The wasps didn’t like that one bit. Those that survived departed. I planned to hang the trap before they returned.
I grabbed one of the traps with one hand and pulled myself back up to the nest opening with the other. I was standing on the porch railing, hoping that I could get this over with and return to my normal life at the hideaway - without the wasps.
I tried to quickly slip the tie into the little hole on the other end, but I kept missing it.
Meanwhile, several wasps were getting closer. There wasn’t much I could do but keep trying. I did it successfully on the ground several times, but hanging from the porch with one hand and trying to do it with the other under battle conditions made it somewhat more difficult.

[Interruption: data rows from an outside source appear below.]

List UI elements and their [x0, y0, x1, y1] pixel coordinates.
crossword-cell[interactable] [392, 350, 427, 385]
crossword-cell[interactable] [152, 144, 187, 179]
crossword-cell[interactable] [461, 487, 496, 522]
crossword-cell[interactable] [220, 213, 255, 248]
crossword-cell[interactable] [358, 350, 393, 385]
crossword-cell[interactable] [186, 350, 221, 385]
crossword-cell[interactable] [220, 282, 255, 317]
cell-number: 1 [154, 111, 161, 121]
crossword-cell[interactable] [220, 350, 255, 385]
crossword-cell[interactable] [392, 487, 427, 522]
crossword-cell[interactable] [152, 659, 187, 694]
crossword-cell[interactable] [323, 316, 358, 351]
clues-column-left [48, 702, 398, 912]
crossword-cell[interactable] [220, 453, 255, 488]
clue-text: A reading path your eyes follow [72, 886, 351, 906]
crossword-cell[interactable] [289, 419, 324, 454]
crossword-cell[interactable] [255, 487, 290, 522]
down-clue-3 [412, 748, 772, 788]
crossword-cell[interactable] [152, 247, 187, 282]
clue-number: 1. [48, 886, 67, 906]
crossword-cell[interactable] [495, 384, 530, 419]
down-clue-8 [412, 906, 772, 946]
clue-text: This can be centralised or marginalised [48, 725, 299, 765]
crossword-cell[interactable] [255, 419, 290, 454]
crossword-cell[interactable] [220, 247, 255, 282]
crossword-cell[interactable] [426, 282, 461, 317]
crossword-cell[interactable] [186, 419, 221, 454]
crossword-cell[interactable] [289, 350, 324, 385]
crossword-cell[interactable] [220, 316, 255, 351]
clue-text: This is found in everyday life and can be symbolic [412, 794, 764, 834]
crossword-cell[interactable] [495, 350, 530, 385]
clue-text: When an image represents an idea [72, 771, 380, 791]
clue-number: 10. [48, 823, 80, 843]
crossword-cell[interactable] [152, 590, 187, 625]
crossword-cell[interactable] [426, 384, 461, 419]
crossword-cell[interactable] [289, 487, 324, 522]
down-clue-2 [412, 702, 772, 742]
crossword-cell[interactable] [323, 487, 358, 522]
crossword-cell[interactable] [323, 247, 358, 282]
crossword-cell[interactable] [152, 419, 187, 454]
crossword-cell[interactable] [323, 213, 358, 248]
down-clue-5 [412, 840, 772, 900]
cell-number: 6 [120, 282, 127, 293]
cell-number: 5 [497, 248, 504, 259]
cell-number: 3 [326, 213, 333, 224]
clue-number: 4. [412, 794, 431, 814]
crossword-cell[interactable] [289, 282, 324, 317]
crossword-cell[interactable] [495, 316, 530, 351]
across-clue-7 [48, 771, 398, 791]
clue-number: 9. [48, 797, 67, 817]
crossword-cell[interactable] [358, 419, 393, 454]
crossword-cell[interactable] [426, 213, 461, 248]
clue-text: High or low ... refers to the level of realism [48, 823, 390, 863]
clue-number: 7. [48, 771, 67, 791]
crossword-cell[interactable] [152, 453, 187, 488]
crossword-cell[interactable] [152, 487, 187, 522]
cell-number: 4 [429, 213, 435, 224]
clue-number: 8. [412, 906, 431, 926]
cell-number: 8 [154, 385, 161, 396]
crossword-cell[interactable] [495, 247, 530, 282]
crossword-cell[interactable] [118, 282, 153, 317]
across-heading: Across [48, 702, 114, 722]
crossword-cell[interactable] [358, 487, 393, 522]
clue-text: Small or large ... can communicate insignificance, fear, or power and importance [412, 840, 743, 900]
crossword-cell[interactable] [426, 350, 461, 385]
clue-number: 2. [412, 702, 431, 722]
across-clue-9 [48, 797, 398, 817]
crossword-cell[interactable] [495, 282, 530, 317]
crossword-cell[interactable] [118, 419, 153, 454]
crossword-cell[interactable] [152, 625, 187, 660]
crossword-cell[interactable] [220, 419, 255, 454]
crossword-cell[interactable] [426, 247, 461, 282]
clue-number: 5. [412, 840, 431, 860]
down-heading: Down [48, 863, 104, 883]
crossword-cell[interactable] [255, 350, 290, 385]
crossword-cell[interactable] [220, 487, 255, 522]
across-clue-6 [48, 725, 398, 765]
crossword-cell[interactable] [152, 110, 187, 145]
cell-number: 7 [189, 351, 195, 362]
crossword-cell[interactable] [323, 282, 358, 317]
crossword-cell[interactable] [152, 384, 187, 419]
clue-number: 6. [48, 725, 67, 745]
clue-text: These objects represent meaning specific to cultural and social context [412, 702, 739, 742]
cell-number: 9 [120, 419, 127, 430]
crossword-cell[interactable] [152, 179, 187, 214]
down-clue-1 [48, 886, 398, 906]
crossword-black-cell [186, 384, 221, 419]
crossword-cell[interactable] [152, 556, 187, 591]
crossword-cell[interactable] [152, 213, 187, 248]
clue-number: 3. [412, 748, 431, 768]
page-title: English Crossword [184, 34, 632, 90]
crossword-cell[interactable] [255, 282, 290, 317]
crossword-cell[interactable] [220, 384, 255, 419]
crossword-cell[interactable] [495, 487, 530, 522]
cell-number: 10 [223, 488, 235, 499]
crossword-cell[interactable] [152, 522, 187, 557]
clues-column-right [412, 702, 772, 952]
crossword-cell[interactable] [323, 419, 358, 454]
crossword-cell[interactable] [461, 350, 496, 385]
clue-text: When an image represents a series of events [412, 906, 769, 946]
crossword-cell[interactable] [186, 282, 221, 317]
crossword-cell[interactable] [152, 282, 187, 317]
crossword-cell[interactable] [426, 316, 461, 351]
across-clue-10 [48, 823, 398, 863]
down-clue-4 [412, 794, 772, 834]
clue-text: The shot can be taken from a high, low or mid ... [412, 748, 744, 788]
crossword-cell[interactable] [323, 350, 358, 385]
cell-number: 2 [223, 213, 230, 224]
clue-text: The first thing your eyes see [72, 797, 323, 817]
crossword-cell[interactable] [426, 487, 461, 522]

Two wasps buzzed right by my head and straight into the hole leading to the nest. They had a clean shot at me. I was helpless and would have had to take the stings, thanks to this uncooperative tie gadget.
I felt the tie’s end slip into the receptacle and gave it one last push. It was a sight for sore eyes when I saw it go through. I tightened it and got the heck away from the nest entrance.
I placed the other trap at another location where I thought it would be the most effective. Sorry, wasps. This is just the way it has to be. I wish we could live in harmony, but it wasn’t meant to be.
I don’t know how well these traps will work. If I were a wasp and saw other wasps floating in there, I wouldn’t go in. We’ll see if they will. If not, I still have a lot of wasp spray cans left.